Il serait opportun d’adopter une double législation, une première qui serait applicable uniquement présente sur le territoire national en 2023, avec un effet limité dans le temps. Et adopter une législation qui s’appliquerait de manière pérenne qui sanctionnerait l’entrée irrégulière en France et organiserait autrement la régularisation.

  • Elargissement de la liste des métiers en tension

L’élargissement de la liste des métiers en tension est sans doute l’une des mesures les plus importantes et des plus efficaces que prendrait le gouvernement. En effet la liste actuelle est assez restreinte et ne permet pas véritablement de pallier la pénurie de main-d’œuvre dans plusieurs secteurs d’activité, tels que la restauration, le bâtiment, les services d’aide à la personne et le secteur agricole.

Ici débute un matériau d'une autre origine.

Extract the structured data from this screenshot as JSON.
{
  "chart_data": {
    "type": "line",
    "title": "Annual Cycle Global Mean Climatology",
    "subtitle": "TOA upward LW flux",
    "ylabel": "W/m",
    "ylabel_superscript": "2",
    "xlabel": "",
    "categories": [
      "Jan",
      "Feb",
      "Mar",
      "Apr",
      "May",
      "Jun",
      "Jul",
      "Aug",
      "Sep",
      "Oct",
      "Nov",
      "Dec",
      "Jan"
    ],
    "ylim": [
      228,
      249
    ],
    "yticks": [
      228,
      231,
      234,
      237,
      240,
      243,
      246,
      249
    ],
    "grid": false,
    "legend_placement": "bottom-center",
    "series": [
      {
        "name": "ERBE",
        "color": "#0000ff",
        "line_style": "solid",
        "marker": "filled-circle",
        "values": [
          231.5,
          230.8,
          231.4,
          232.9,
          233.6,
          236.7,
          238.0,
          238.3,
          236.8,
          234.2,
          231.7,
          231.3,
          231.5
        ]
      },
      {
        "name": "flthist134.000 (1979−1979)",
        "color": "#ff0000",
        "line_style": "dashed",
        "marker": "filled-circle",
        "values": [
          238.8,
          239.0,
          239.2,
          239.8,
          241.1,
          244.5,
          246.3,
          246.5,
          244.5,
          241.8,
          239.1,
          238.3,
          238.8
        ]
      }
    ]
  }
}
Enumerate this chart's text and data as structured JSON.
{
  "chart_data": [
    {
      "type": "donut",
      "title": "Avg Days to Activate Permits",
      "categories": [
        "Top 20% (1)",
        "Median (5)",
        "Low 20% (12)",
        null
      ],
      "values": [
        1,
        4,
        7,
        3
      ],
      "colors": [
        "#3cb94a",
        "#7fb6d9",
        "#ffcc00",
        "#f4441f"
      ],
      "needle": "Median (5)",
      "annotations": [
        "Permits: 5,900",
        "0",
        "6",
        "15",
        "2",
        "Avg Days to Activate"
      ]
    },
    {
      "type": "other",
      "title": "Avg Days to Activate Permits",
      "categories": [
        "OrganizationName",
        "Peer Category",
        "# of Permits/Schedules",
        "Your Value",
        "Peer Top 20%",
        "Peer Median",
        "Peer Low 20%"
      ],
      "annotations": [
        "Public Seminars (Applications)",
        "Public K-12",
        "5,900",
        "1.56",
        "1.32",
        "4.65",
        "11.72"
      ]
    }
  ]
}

Le ministre du Travail entend également « rendre plus connu le passeport talent et avoir un outil pour permettre aux étrangers non communautaires de connaître les besoins de l’économie française, pour qu’ils puissent faire valoir leurs propresqualifications » cette mesure serait efficiente si les procédures pour le passeport sont simplifiées.

  • Création d’un titre de séjour « métier en tension »

Le ministre du Travail propose de créer un titre de séjour « métier en tension », à définir. Il aura ainsi une protection sociale adéquate. C’est une excellente initiative, je me demande seulement si cela est nécessaire compte tenu de l’existence d’un titre de séjour salarié. Pourquoi ne pas juste faciliter l’obtention du titre de séjour salarié pour un étranger qui souhaite travailler dans un secteur en tension.

Le ministre précise cependant que « Ce titre de séjour spécifique sera là pour régulariser une situation parce qu’on démontre qu’on travaille dans un métier en tension ». Cette logique et cohérente et adaptée aux réalités actuelles.

En somme, le ministre de l’Intérieur et le ministre du Travail ont abordé ces principaux thèmes dans le cadre du projet de réforme sur l’immigration. Cependant certains sujets n’ont pas été abordés tels que la dématérialisation des procédures qui est une excellente initiative, mais qui regorge encore de plusieurs difficultés d’application et qui porte considérablement préjudice aux étrangers dans une certaine mesure.

Il demeure également le problème de l’harmonisation des procédures en préfecture en effet l’immigration connaît plusieurs difficultés en France, car le traitement des dossiers en préfecture est long il disparate les préfectures ont des pratiques différentes les unes des autres les modalités de dépôt sont différenciées ainsi que les traitements, les délais et les instructions, il serait opportun que le ministre de l’Intérieur puisse créer une procédure uniformisée pour les modalités de  dépôt et d’instruction de dossiers pour toutes les préfectures.

La question des visas d’entrée en France n’est pas abordée, le gouvernement devrait se positionner et annoncer un politique clair en matière de visa d’entrée en France.